Metastatic Osseous Pain Control: Bone Ablation and Cementoplasty
- PMID: 29249856
- PMCID: PMC5730439
- DOI: 10.1055/s-0037-1608747
Metastatic Osseous Pain Control: Bone Ablation and Cementoplasty
Abstract
Nociceptive and/or neuropathic pain can be present in all phases of cancer (early and metastatic) and are not adequately treated in 56 to 82.3% of patients. In these patients, radiotherapy achieves overall pain responses (complete and partial responses combined) up to 60 and 61%. On the other hand, nowadays, ablation is included in clinical guidelines for bone metastases and the technique is governed by level I evidence. Depending on the location of the lesion in the peripheral skeleton, either the Mirels scoring or the Harrington (alternatively the Levy) grading system can be used for prophylactic fixation recommendation.
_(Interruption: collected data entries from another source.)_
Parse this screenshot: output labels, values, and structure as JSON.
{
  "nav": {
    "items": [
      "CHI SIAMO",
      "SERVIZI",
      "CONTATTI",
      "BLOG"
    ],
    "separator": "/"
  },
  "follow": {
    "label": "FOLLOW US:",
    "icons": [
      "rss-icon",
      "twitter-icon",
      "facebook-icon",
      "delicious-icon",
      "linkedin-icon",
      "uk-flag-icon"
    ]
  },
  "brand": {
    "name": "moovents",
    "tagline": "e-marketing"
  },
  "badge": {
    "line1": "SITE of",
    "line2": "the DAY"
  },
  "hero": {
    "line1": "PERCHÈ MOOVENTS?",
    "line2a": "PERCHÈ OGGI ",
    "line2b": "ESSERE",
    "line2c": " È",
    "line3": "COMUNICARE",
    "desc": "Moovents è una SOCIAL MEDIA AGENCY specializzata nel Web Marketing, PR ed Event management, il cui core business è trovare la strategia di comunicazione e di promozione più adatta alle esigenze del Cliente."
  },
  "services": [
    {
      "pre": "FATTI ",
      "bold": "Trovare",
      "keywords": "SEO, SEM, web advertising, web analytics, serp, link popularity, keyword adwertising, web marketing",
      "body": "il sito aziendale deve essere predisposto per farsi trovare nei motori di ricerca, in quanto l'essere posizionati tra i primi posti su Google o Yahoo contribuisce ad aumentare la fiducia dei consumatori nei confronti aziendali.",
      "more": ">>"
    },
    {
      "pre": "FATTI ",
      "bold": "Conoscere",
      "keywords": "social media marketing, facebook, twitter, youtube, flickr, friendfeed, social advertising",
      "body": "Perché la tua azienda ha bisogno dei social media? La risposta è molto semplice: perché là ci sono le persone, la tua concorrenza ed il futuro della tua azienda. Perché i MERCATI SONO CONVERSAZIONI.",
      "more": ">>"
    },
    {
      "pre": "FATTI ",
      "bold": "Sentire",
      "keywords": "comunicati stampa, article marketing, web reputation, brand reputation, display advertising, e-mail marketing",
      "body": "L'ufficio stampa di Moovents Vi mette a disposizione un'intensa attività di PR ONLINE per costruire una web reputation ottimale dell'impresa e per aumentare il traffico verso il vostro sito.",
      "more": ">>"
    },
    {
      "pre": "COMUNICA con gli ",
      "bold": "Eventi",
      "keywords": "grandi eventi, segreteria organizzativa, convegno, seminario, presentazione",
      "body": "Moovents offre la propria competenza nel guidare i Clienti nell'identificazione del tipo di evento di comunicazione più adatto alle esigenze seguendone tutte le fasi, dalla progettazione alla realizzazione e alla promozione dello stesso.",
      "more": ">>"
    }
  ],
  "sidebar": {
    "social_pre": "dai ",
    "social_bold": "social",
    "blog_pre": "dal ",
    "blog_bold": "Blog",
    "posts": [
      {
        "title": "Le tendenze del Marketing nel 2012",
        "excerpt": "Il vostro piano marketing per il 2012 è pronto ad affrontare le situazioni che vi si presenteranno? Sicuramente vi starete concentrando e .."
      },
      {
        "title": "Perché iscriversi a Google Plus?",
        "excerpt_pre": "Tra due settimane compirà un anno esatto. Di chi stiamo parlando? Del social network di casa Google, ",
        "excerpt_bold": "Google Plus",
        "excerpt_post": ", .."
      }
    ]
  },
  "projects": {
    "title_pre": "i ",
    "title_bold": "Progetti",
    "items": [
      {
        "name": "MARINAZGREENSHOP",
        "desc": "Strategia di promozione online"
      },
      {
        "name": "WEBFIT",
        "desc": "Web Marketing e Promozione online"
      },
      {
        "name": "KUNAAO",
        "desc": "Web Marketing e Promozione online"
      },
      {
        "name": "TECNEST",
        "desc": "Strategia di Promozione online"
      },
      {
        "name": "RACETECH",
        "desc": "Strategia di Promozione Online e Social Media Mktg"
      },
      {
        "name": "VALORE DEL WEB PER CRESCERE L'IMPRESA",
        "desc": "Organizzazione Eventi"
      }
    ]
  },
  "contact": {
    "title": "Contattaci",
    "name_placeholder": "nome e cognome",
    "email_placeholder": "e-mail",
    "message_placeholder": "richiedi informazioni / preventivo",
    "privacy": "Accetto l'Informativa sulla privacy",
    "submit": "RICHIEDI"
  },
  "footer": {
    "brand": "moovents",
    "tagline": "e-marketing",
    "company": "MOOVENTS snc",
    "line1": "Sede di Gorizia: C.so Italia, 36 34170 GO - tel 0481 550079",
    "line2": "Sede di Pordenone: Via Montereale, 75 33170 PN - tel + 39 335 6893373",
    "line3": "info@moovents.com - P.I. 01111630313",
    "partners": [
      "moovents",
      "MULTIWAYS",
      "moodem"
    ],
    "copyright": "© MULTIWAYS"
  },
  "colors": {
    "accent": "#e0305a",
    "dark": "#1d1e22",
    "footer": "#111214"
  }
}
As minimally invasive treatment options may be considered in patients with poor clinical status or limited life expectancy, the aim of this review is to detail the techniques proposed so far in the literature and to report the results in terms of safety and efficacy of ablation and cementoplasty (with or without fixation) for bone metastases. Percutaneous image-guided treatments appear as an interesting alternative for localized metastatic lesions of the peripheral skeleton.
Keywords: ablation; bone metastasis; cementoplasty; interventional radiology; pain.